Verboten! Quando in Italia si parla di giustizia scattano subito i veti, a cominciare ovviamente dal partito di Berlusconi. Anzi, ad essere precisi, si può parlare di tutto ma con due eccezioni: la giustizia e la tv. Non è difficile capire perché: si tratta dei due pilastri del sistema di potere personale costruito in quasi vent’anni da Silvio Berlusconi.
E sono strettamente connessi: la televisione è stato uno strumento essenziale per costruire una forma di moderno dispotismo su base democratica; il controllo della giustizia, fin dall’inizio, è stata la leva utilizzata per cercare di mettere in sicurezza cioè al riparo della legge Berlusconi.

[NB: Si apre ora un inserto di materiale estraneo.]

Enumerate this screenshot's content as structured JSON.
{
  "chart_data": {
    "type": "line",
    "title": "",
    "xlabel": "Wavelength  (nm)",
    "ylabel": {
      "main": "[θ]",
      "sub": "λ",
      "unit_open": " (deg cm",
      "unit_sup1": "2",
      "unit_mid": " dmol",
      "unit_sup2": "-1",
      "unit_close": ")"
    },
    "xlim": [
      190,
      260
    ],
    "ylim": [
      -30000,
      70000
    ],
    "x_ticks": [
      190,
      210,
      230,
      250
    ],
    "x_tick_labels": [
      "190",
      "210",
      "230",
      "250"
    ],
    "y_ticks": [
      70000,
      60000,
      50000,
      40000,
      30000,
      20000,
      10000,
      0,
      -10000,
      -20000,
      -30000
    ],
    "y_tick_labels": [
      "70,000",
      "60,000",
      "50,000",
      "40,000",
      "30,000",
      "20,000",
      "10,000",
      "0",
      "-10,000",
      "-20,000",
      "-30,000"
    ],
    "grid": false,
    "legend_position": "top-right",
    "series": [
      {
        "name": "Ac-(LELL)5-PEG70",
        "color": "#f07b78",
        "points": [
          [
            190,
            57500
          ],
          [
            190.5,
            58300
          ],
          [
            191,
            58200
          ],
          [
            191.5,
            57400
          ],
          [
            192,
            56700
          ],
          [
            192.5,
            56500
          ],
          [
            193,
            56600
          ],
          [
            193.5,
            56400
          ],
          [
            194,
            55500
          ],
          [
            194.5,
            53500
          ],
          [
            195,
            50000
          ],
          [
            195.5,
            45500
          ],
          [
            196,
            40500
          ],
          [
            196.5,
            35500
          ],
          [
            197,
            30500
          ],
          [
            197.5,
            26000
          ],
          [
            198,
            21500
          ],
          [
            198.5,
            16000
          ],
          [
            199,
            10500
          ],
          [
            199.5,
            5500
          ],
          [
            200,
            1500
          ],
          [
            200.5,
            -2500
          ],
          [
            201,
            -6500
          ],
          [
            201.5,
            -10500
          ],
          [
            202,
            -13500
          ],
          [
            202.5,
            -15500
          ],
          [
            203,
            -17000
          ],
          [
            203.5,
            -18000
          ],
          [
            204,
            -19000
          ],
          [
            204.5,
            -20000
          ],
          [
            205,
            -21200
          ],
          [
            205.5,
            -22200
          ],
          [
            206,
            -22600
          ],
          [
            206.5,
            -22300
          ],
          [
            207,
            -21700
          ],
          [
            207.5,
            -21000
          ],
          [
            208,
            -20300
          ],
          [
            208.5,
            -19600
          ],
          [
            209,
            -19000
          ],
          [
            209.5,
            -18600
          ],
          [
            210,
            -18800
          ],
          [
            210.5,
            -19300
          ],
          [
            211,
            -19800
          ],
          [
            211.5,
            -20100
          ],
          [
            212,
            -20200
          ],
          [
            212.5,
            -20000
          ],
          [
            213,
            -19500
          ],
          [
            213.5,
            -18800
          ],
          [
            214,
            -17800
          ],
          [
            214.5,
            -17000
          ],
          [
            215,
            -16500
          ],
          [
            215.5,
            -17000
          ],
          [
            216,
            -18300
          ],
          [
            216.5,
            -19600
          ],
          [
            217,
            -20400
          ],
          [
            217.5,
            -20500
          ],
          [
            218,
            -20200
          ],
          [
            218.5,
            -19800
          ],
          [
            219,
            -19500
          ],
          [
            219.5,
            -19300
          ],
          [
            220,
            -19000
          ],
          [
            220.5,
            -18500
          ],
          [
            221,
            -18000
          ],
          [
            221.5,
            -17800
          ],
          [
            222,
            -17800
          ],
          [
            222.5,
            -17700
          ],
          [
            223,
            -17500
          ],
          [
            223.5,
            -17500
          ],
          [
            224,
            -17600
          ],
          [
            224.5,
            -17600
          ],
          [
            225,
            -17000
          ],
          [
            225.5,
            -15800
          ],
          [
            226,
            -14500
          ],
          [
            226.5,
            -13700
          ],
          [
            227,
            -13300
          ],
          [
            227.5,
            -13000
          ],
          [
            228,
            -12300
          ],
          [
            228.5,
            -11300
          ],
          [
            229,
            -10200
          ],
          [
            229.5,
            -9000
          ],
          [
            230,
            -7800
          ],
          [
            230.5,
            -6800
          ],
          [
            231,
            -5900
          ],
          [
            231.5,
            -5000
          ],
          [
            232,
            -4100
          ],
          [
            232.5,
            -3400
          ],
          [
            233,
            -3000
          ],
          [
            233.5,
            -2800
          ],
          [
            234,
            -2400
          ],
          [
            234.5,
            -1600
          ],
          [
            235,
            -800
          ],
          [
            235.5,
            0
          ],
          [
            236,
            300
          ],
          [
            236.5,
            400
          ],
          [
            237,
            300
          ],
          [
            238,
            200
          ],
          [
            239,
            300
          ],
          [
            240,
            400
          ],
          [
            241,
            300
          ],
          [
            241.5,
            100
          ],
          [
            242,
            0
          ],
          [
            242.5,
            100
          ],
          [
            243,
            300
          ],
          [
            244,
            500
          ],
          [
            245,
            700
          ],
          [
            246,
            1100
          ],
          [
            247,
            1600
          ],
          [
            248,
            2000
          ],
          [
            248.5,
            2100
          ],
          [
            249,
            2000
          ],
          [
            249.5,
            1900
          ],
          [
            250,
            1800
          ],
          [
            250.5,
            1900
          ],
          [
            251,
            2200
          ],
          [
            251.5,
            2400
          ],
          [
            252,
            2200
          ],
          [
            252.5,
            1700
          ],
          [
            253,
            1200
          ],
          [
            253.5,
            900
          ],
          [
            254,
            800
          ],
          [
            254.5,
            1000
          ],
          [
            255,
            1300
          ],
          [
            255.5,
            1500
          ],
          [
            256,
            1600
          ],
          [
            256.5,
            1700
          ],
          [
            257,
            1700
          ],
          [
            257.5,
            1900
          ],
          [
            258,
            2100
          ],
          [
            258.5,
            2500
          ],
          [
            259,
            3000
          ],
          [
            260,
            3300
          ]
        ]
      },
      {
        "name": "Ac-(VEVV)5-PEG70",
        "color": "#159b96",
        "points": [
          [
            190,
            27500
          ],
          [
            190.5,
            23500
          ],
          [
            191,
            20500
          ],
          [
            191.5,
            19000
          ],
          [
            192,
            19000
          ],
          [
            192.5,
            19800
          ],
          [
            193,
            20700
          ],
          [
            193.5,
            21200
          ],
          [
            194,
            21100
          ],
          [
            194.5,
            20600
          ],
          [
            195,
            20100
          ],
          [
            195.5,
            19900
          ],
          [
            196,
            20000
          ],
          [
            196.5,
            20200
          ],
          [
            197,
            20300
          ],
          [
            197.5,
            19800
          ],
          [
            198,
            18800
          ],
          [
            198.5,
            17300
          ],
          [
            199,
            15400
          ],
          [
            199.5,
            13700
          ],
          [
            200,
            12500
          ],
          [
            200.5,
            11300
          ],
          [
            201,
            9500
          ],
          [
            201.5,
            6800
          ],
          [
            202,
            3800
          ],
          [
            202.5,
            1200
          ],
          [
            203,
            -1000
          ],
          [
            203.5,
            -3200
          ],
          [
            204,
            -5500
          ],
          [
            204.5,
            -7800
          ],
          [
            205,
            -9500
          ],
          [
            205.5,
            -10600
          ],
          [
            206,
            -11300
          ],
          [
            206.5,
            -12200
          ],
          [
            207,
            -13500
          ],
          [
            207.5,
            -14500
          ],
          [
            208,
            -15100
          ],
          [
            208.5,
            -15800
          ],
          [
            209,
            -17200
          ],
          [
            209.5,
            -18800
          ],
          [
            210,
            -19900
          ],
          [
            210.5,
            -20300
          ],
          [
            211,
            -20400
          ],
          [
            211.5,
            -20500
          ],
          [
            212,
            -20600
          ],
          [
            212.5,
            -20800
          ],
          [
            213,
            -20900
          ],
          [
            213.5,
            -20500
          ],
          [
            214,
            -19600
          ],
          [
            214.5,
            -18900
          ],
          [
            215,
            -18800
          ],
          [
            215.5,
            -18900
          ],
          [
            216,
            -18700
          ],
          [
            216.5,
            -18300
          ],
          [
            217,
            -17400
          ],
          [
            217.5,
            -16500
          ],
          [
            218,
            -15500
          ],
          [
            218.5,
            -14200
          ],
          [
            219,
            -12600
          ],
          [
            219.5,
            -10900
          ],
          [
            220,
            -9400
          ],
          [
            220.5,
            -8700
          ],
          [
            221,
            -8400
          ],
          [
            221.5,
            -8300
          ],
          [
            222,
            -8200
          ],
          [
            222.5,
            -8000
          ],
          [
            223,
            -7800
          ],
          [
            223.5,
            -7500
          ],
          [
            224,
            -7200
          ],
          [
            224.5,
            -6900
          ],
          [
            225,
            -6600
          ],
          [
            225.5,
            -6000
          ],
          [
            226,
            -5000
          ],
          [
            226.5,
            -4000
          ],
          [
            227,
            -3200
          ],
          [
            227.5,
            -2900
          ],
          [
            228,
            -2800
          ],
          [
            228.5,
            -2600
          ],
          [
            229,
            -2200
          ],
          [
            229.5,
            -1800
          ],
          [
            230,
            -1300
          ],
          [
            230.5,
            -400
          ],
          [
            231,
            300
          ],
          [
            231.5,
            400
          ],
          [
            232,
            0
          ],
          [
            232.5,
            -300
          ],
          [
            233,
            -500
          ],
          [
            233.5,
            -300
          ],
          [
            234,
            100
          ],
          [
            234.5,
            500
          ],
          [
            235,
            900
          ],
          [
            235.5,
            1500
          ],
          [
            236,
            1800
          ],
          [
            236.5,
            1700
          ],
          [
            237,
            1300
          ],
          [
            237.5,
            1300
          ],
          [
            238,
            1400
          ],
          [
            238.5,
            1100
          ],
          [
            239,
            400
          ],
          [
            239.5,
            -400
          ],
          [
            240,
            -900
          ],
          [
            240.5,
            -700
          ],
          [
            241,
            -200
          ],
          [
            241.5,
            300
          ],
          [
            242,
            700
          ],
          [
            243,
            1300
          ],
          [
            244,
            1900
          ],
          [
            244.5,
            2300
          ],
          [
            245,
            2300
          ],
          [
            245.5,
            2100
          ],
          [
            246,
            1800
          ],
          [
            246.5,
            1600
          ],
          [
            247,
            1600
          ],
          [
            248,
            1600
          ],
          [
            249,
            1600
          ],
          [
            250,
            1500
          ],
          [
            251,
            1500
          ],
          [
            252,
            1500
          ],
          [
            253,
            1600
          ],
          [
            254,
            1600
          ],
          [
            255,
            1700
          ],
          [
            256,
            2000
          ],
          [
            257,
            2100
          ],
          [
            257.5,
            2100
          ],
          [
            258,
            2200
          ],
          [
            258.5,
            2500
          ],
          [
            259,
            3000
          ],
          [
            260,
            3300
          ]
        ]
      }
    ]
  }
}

Dai suoi «valvassini» il Cavaliere ha fatto varare in Parlamento (almeno) 37 leggi ad personam: dalle rogatorie alla riforma dei reati societari, dalla legge Gasparri sulle televisioni al Lodo Alfano, fino al decreto Salva-Milan. In breve: non c’è stato aspetto del suo sistema di potere personale ed economico che non sia stato toccato, e salvato, dalla «grazia» (laica) del Parlamento attraverso una sistematica sostituzione dell’arbitrio alla legge, con una sfrontata mortificazione del principio di ogni democrazia moderna quello secondo cui «tutti i cittadini sono eguali di fronte alla legge».
In diciassette anni Berlusconi ha subordinato, senza mai distrarsi, l’attività legislativa ai suoi interessi personali in un crescendo inarrestabile, con un uso «privatistico» dello Stato tipico del dispotismo classico. Ne è scaturita una situazione premoderna, di tipo feudale: come direbbe il vecchio Marx, siamo ritornati alla «democrazia dell’illibertà», alla «compiuta alienazione» tipica del Medioevo, in cui «ogni sfera privata ha carattere politico» e si proietta in una legge che è pura e immediata espressione degli interessi privati.Tutto questo lo vediamo bene proprio mentre il berlusconismo tramonta ha acuito al massimo il problema di una pronta, efficace e severa riforma della giustizia in Italia. Come per la televisione, il tema della giustizia oggi riguarda direttamente la struttura e la costituzione interiore della nostra democrazia. Di qui non si esce, e non si può uscire, se si vuole porre su basi salde il nostro «vivere civile», cominciando a lasciarsi alle spalle la lunga stagione del dispotismo democratico e ristabilendo finalmente, e per tutti, il primato della legge, fondamento originario della eguaglianza dei cittadini.
I punti su cui lavorare sono chiari, nascono dalle cose: la lotta alla corruzione, anzitutto, che è un cancro della nostra economia; la giustizia civile che riguarda direttamente la vita dei cittadini e delle aziende; la responsabilità civile dei magistrati che va affrontata senza spirito di vendetta; la questione delicatissima, ma non più rinviabile delle intercettazioni telefoniche per tutelare al meglio diritto all’informazione e tutela della privacy quando si tratta di colloqui non penalmente rilevanti. Non si tratta, come si vede, di richieste di tipo giacobino; né di problemi che coinvolgono solamente le forze di sinistra. Sono questioni e problemi che concernono il «vincolo» originario di una comunità di cittadini e, perciò, anche di coloro che auspicano la formazione in Italia di una destra post-feudale, moderna, democratica. Quindi sono problemi che dovrebbero riguardare anche molti di coloro che, pur militando nel partito di Berlusconi, non identificano le sorti, e il futuro, del movimento con i destini privati e personali del suo fondatore. Osservino bene quello che accade nel Paese: la campana suona anche per loro.